Sarah Gibson, a scientist at NCAR’s High Altitude Observatory (HAO), will present her findings at the American Geophysical Union conference in New Orleans on Thursday, May 26. Her invited talk is in recognition of winning this year’s Karen Harvey Prize. The award, by the Solar Physics Division of the American Astronomical Society, recognizes an early-career scientist who has produced exceptional solar research.
CMEs are a focus of solar research because they suddenly and violently release billions of tons of matter and charged particles that escape from the Sun and speed through space. Those ejections that are pointed toward Earth can set off disturbances when they reach the upper atmosphere, affecting satellites, ground-based communications systems, and power grids.

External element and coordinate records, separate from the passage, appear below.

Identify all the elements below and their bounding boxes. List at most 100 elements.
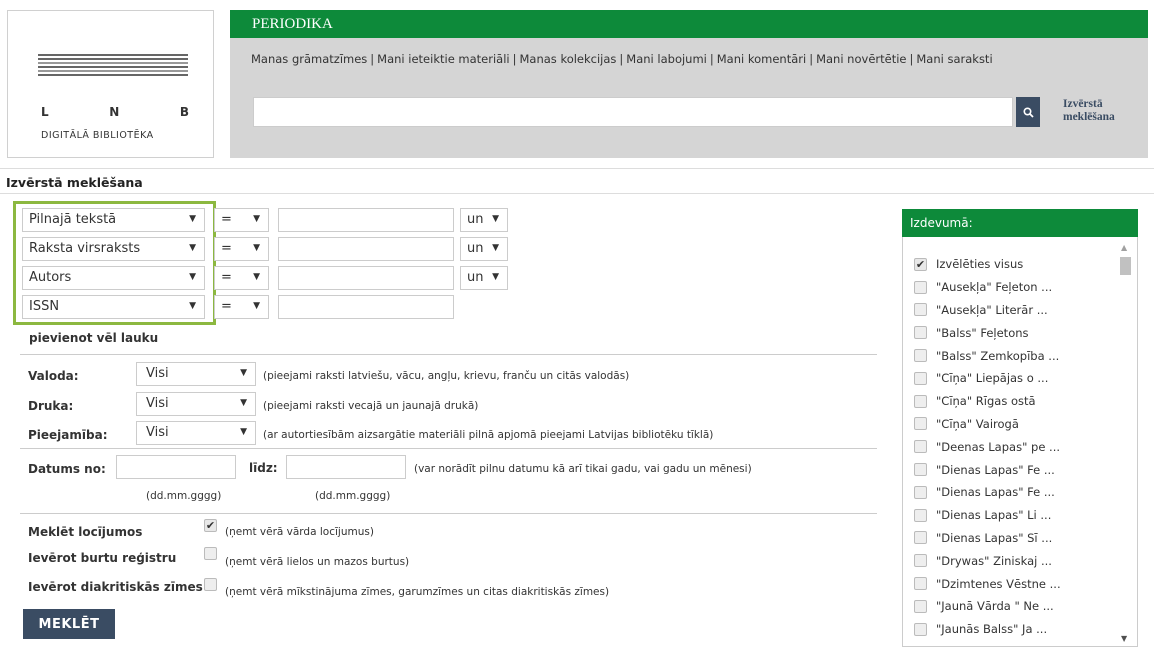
field-select-3[interactable]: Autors ▼: [22, 266, 205, 290]
chevron-down-icon: ▼: [189, 301, 196, 311]
link-lists[interactable]: Mani saraksti: [916, 52, 992, 66]
checkbox[interactable]: [914, 417, 927, 431]
chevron-down-icon: ▼: [492, 243, 499, 253]
search-input[interactable]: [253, 97, 1013, 127]
publication-item[interactable]: "Dienas Lapas" Sī ...: [914, 527, 1061, 550]
date-to-label: līdz:: [249, 461, 278, 475]
case-checkbox[interactable]: [204, 547, 217, 560]
link-edits[interactable]: Mani labojumi: [626, 52, 707, 66]
checkbox[interactable]: [914, 463, 927, 477]
publication-item[interactable]: "Jaunā Vārda " Ne ...: [914, 595, 1061, 618]
field-input-2[interactable]: [278, 237, 454, 261]
advanced-search-link[interactable]: Izvērstā meklēšana: [1063, 98, 1115, 124]
checkbox[interactable]: [914, 622, 927, 636]
checkbox[interactable]: [914, 280, 927, 294]
publication-label: "Ausekļa" Literār ...: [936, 302, 1048, 317]
publication-item[interactable]: "Cīņa" Liepājas o ...: [914, 367, 1061, 390]
link-suggested[interactable]: Mani ieteiktie materiāli: [377, 52, 509, 66]
field-select-1[interactable]: Pilnajā tekstā ▼: [22, 208, 205, 232]
checkbox[interactable]: [914, 599, 927, 613]
operator-select-4[interactable]: = ▼: [214, 295, 269, 319]
date-from-input[interactable]: [116, 455, 236, 479]
search-submit-button[interactable]: MEKLĒT: [23, 609, 115, 639]
publication-label: "Drywas" Ziniskaj ...: [936, 553, 1052, 568]
publication-item[interactable]: "Balss" Feļetons: [914, 321, 1061, 344]
checkbox[interactable]: [914, 531, 927, 545]
publications-title: Izdevumā:: [902, 209, 1138, 237]
publication-item[interactable]: "Dienas Lapas" Fe ...: [914, 481, 1061, 504]
availability-label: Pieejamība:: [28, 428, 108, 442]
publication-item[interactable]: "Cīņa" Vairogā: [914, 413, 1061, 436]
select-all-item[interactable]: ✔ Izvēlēties visus: [914, 253, 1061, 276]
add-field-link[interactable]: pievienot vēl lauku: [29, 331, 158, 345]
publication-item[interactable]: "Dzimtenes Vēstne ...: [914, 572, 1061, 595]
conjunction-select-3[interactable]: un ▼: [460, 266, 508, 290]
checkbox[interactable]: [914, 326, 927, 340]
publication-label: "Balss" Feļetons: [936, 325, 1029, 340]
checkbox[interactable]: [914, 371, 927, 385]
link-comments[interactable]: Mani komentāri: [717, 52, 806, 66]
publication-item[interactable]: "Ausekļa" Feļeton ...: [914, 276, 1061, 299]
checkbox[interactable]: [914, 554, 927, 568]
operator-select-1[interactable]: = ▼: [214, 208, 269, 232]
checkbox[interactable]: [914, 349, 927, 363]
checkbox[interactable]: [914, 303, 927, 317]
link-rated[interactable]: Mani novērtētie: [816, 52, 906, 66]
conjunction-select-1[interactable]: un ▼: [460, 208, 508, 232]
checkbox[interactable]: [914, 485, 927, 499]
publication-label: "Dzimtenes Vēstne ...: [936, 576, 1061, 591]
print-label: Druka:: [28, 399, 74, 413]
publication-item[interactable]: "Deenas Lapas" pe ...: [914, 435, 1061, 458]
checkbox[interactable]: [914, 577, 927, 591]
chevron-down-icon: ▼: [240, 398, 247, 408]
publication-item[interactable]: "Cīņa" Rīgas ostā: [914, 390, 1061, 413]
conjunction-select-2[interactable]: un ▼: [460, 237, 508, 261]
publication-label: "Deenas Lapas" pe ...: [936, 439, 1061, 454]
chevron-down-icon: ▼: [492, 272, 499, 282]
availability-select[interactable]: Visi ▼: [136, 421, 256, 445]
date-to-input[interactable]: [286, 455, 406, 479]
checkbox[interactable]: ✔: [914, 257, 927, 271]
link-collections[interactable]: Manas kolekcijas: [520, 52, 617, 66]
publication-label: "Dienas Lapas" Sī ...: [936, 530, 1053, 545]
field-select-2[interactable]: Raksta virsraksts ▼: [22, 237, 205, 261]
publication-label: "Dienas Lapas" Fe ...: [936, 462, 1055, 477]
site-title[interactable]: PERIODIKA: [252, 16, 333, 33]
publication-label: "Cīņa" Liepājas o ...: [936, 371, 1049, 386]
scroll-up-icon[interactable]: ▲: [1121, 243, 1127, 252]
logo-subtitle: DIGITĀLĀ BIBLIOTĒKA: [41, 130, 154, 141]
field-select-4[interactable]: ISSN ▼: [22, 295, 205, 319]
publication-item[interactable]: "Jaunās Balss" Ja ...: [914, 618, 1061, 641]
publication-item[interactable]: "Drywas" Ziniskaj ...: [914, 549, 1061, 572]
publication-label: "Jaunā Vārda " Ne ...: [936, 599, 1054, 614]
search-button[interactable]: [1016, 97, 1040, 127]
operator-select-3[interactable]: = ▼: [214, 266, 269, 290]
publication-item[interactable]: "Balss" Zemkopība ...: [914, 344, 1061, 367]
publication-item[interactable]: "Dienas Lapas" Li ...: [914, 504, 1061, 527]
publications-list[interactable]: ✔ Izvēlēties visus "Ausekļa" Feļeton ... "A…: [902, 237, 1138, 647]
publications-scrollbar[interactable]: ▲ ▼: [1119, 241, 1131, 643]
checkbox[interactable]: [914, 508, 927, 522]
operator-select-2[interactable]: = ▼: [214, 237, 269, 261]
chevron-down-icon: ▼: [240, 427, 247, 437]
field-input-1[interactable]: [278, 208, 454, 232]
chevron-down-icon: ▼: [189, 243, 196, 253]
checkbox[interactable]: [914, 440, 927, 454]
scroll-down-icon[interactable]: ▼: [1121, 634, 1127, 643]
publication-item[interactable]: "Ausekļa" Literār ...: [914, 299, 1061, 322]
inflections-checkbox[interactable]: ✔: [204, 519, 217, 532]
print-select[interactable]: Visi ▼: [136, 392, 256, 416]
diacritics-checkbox[interactable]: [204, 578, 217, 591]
checkbox[interactable]: [914, 394, 927, 408]
scroll-thumb[interactable]: [1120, 257, 1131, 275]
publication-item[interactable]: "Dienas Lapas" Fe ...: [914, 458, 1061, 481]
logo[interactable]: L N B DIGITĀLĀ BIBLIOTĒKA: [7, 10, 214, 158]
language-select[interactable]: Visi ▼: [136, 362, 256, 386]
field-input-3[interactable]: [278, 266, 454, 290]
chevron-down-icon: ▼: [492, 214, 499, 224]
date-from-format: (dd.mm.gggg): [146, 490, 222, 502]
field-input-4[interactable]: [278, 295, 454, 319]
publication-label: "Cīņa" Vairogā: [936, 416, 1019, 431]
link-bookmarks[interactable]: Manas grāmatzīmes: [251, 52, 367, 66]
case-label: Ievērot burtu reģistru: [28, 551, 177, 565]
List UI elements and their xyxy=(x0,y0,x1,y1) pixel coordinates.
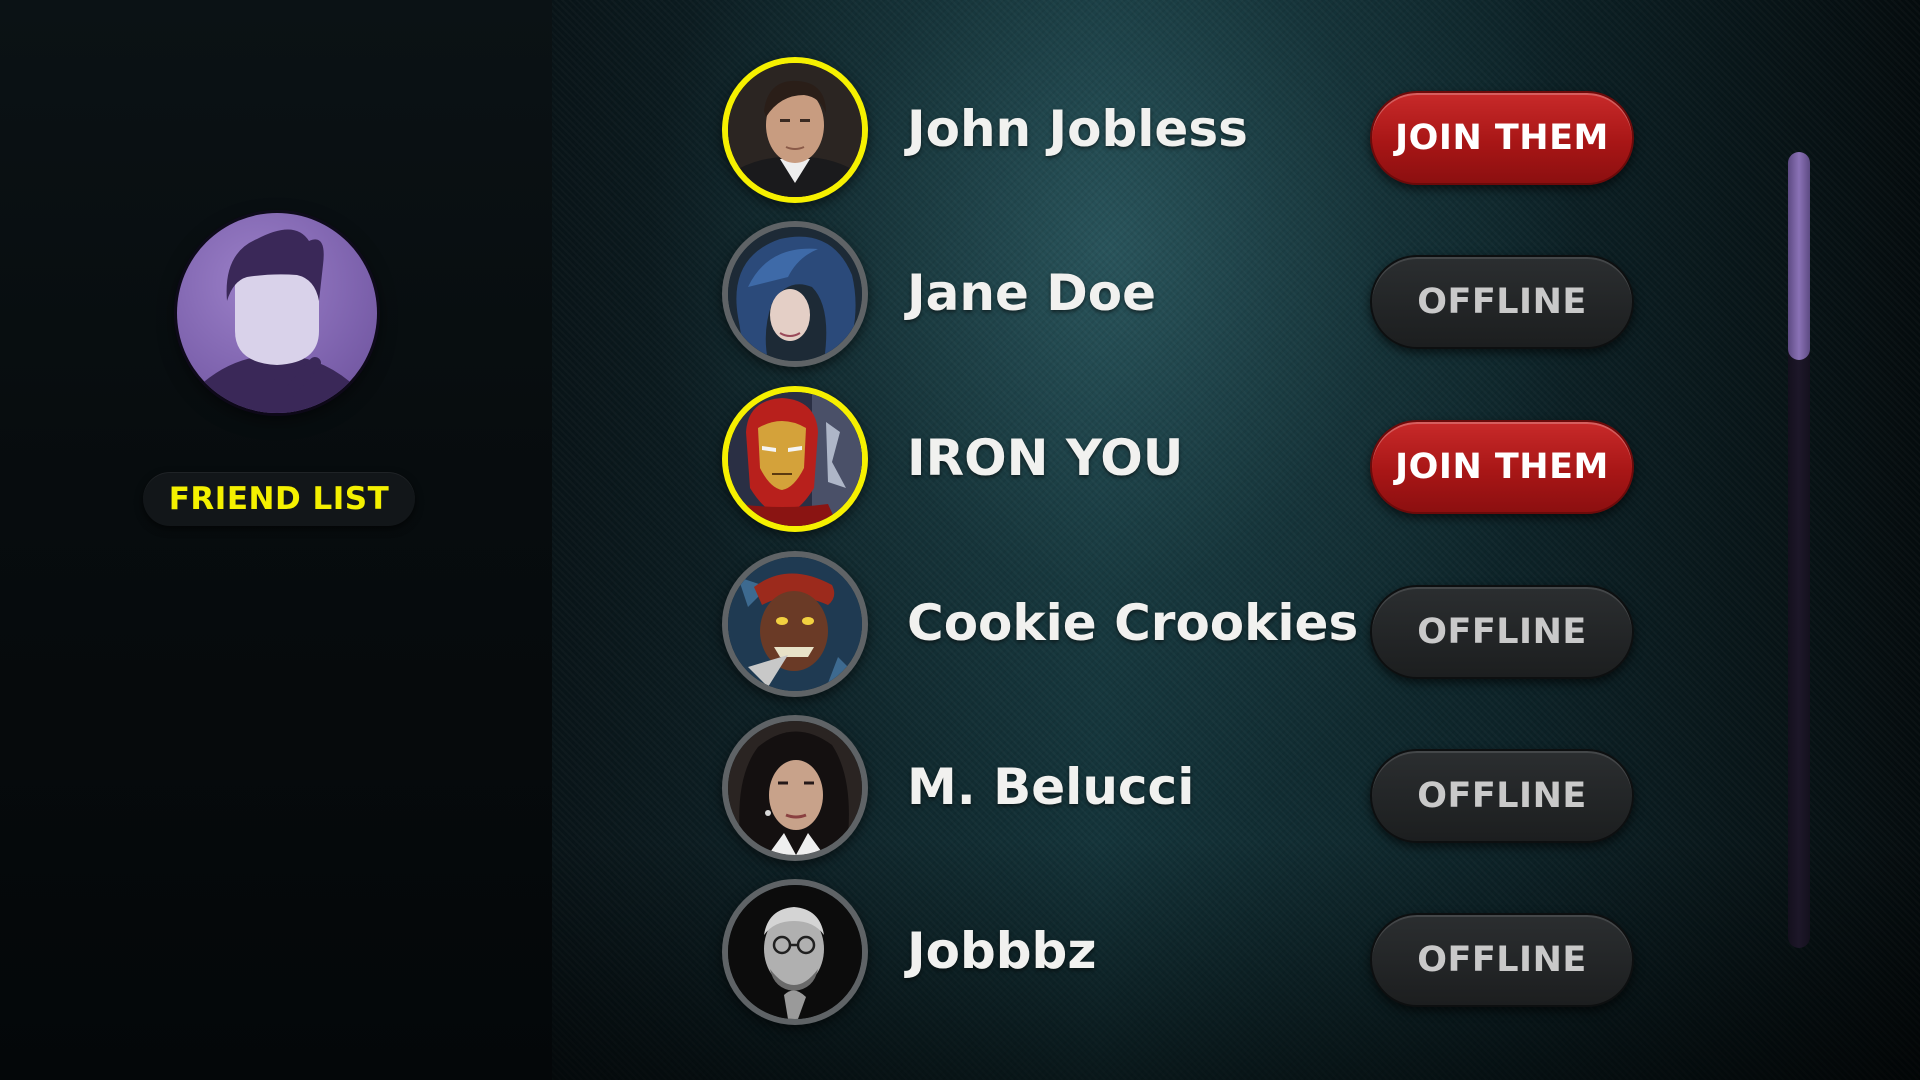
friend-name: John Jobless xyxy=(907,100,1248,158)
friend-avatar[interactable] xyxy=(722,715,868,861)
friend-avatar[interactable] xyxy=(722,386,868,532)
friend-name: Jobbbz xyxy=(907,922,1097,980)
friend-row: John Jobless JOIN THEM xyxy=(722,57,1642,203)
friend-row: M. Belucci OFFLINE xyxy=(722,715,1642,861)
scrollbar-thumb[interactable] xyxy=(1788,152,1810,360)
friend-avatar[interactable] xyxy=(722,57,868,203)
offline-status-button[interactable]: OFFLINE xyxy=(1370,749,1634,843)
friend-name: Cookie Crookies xyxy=(907,594,1359,652)
friend-name: IRON YOU xyxy=(907,429,1184,487)
join-them-button[interactable]: JOIN THEM xyxy=(1370,420,1634,514)
user-check-icon xyxy=(177,213,377,413)
friend-avatar[interactable] xyxy=(722,551,868,697)
offline-status-button[interactable]: OFFLINE xyxy=(1370,913,1634,1007)
friend-row: Jane Doe OFFLINE xyxy=(722,221,1642,367)
join-them-button[interactable]: JOIN THEM xyxy=(1370,91,1634,185)
friend-name: Jane Doe xyxy=(907,264,1157,322)
offline-status-button[interactable]: OFFLINE xyxy=(1370,255,1634,349)
friend-list-title: FRIEND LIST xyxy=(168,481,390,517)
friend-avatar[interactable] xyxy=(722,221,868,367)
friend-list-screen: FRIEND LIST John Jobless JOIN THEM Jane … xyxy=(0,0,1920,1080)
friend-name: M. Belucci xyxy=(907,758,1195,816)
friend-avatar[interactable] xyxy=(722,879,868,1025)
friend-row: Cookie Crookies OFFLINE xyxy=(722,551,1642,697)
offline-status-button[interactable]: OFFLINE xyxy=(1370,585,1634,679)
friend-list-tab[interactable]: FRIEND LIST xyxy=(143,472,415,526)
friend-row: IRON YOU JOIN THEM xyxy=(722,386,1642,532)
friend-row: Jobbbz OFFLINE xyxy=(722,879,1642,1025)
sidebar: FRIEND LIST xyxy=(0,0,552,1080)
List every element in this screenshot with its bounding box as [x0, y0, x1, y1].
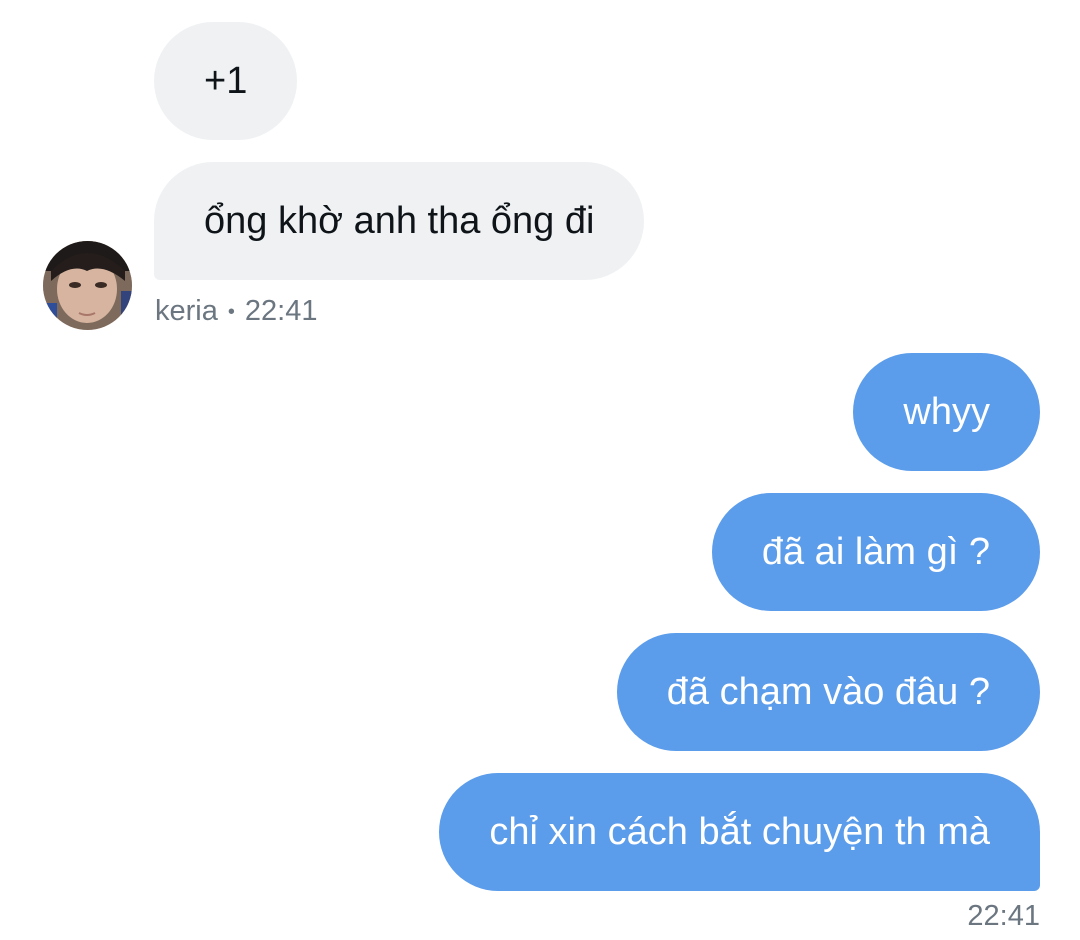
- incoming-message[interactable]: +1: [154, 22, 298, 140]
- message-timestamp: 22:41: [967, 900, 1040, 932]
- message-text: chỉ xin cách bắt chuyện th mà: [489, 811, 990, 853]
- conversation-thread: +1 ổng khờ anh tha ổng đi keria • 22:41 wh…: [0, 0, 1080, 940]
- message-text: đã ai làm gì ?: [761, 531, 990, 573]
- outgoing-message[interactable]: whyy: [853, 353, 1040, 471]
- outgoing-message[interactable]: chỉ xin cách bắt chuyện th mà: [439, 773, 1040, 891]
- message-text: đã chạm vào đâu ?: [666, 671, 990, 713]
- message-text: whyy: [903, 391, 990, 433]
- user-avatar-icon: [43, 241, 132, 330]
- message-timestamp: 22:41: [244, 295, 318, 327]
- avatar[interactable]: [43, 241, 132, 330]
- message-text: +1: [204, 60, 248, 102]
- outgoing-message[interactable]: đã chạm vào đâu ?: [616, 633, 1040, 751]
- message-meta: keria • 22:41: [155, 295, 317, 328]
- message-text: ổng khờ anh tha ổng đi: [204, 200, 595, 242]
- outgoing-message[interactable]: đã ai làm gì ?: [711, 493, 1040, 611]
- sender-name[interactable]: keria: [155, 295, 218, 327]
- incoming-message[interactable]: ổng khờ anh tha ổng đi: [154, 162, 645, 280]
- meta-separator: •: [227, 300, 235, 323]
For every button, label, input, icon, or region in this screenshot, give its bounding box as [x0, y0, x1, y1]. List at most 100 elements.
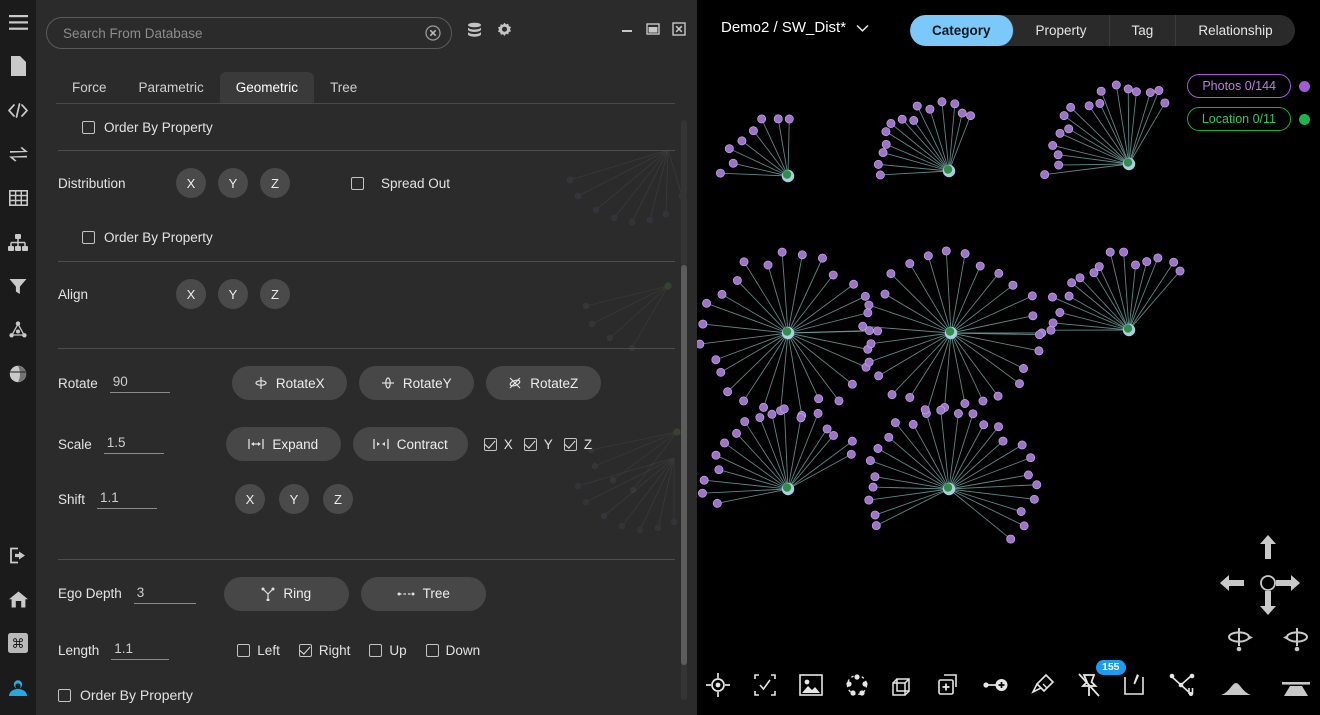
contract-button[interactable]: Contract [353, 427, 468, 461]
graph-node-leaf[interactable] [1055, 161, 1063, 169]
graph-node-leaf[interactable] [814, 409, 822, 417]
graph-node-leaf[interactable] [1097, 87, 1105, 95]
shift-z-button[interactable]: Z [323, 484, 353, 514]
tilt-down-button[interactable] [1220, 680, 1252, 705]
graph-node-leaf[interactable] [717, 368, 725, 376]
ego-depth-input[interactable] [134, 584, 196, 604]
graph-node-leaf[interactable] [732, 429, 740, 437]
graph-node-leaf[interactable] [994, 423, 1002, 431]
home-icon[interactable] [0, 577, 36, 621]
graph-node-leaf[interactable] [1056, 129, 1064, 137]
graph-node-leaf[interactable] [764, 261, 772, 269]
graph-node-leaf[interactable] [1065, 292, 1073, 300]
scale-x-checkbox[interactable]: X [484, 437, 513, 452]
graph-node-leaf[interactable] [1132, 88, 1140, 96]
graph-node-leaf[interactable] [715, 466, 723, 474]
image-icon[interactable] [799, 674, 823, 696]
graph-node-leaf[interactable] [1024, 471, 1032, 479]
graph-node-leaf[interactable] [729, 159, 737, 167]
scale-y-checkbox[interactable]: Y [524, 437, 553, 452]
graph-node-leaf[interactable] [961, 399, 969, 407]
graph-node-leaf[interactable] [1049, 141, 1057, 149]
graph-node-leaf[interactable] [835, 397, 843, 405]
graph-node-leaf[interactable] [888, 390, 896, 398]
graph-node-leaf[interactable] [1020, 522, 1028, 530]
graph-node-leaf[interactable] [1096, 99, 1104, 107]
expand-button[interactable]: Expand [226, 427, 341, 461]
graph-node-leaf[interactable] [906, 259, 914, 267]
graph-node-leaf[interactable] [869, 483, 877, 491]
shift-x-button[interactable]: X [235, 484, 265, 514]
ring-button[interactable]: Ring [224, 577, 349, 611]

For her research, Gibson turned to a unique dataset: white-light images of the lower reaches of the Sun’s enormous halo, called the corona. Taken by HAO’s Mark-IV K-Coronameter on Mauna Loa in Hawaii, the images are sensitive to density alone, avoiding the ambiguity of most other solar images that depend on both temperature and density. The Mark-IV images revealed that lower-density regions in the corona consistent with twisted magnetic field lines can form prior to a CME. The twisted areas, known as magnetic flux ropes, store massive amounts of energy.
“The structures indicate a magnetic system that has enough energy to fuel a CME,” Gibson explains. “But their presence is not, by itself, an indication that a CME is about to occur. For that, we need to look at additional characteristics.”
The research may put to rest an important debate among solar physicists over whether magnetic flux ropes can form prior to an ejection or are merely present when an ejection takes place. Gibson’s findings suggest that, to understand the forces that create CMEs, solar scientists should use magnetic flux ropes as the starting point of computer models of the massive storms.
To conduct her study, Gibson used images from the Mark-IV K-Coronameter to observe dark, lower-density areas, known as cavities, that can be formed by the strong, sheared magnetic fields of magnetic flux ropes. Gibson, along with HAO collaborators David Foster and Joan Burkepile, analyzed 13 cavity systems from November 1999 to January 2004. Seven of these systems could be associated with CMEs, and four cavities were directly observed by the Mark-IV telescope to erupt as CMEs. Gibson used a second technique to identify an additional eight CMEs for analysis that were observed by Mark-IV to erupt from already-formed cavities. She found those cases by gathering images of CMEs and backtracking to see whether cavities existed at those CME sites before each eruption.
One of Gibson’s next steps will be to analyze cavities that result in CMEs to determine whether they have identifiable characteristics that may help scientists forecast a CME. Her preliminary findings indicate that a cavity begins to bulge and rise higher in the corona just before erupting. Cavities may also darken and become more sharply defined prior to eruption.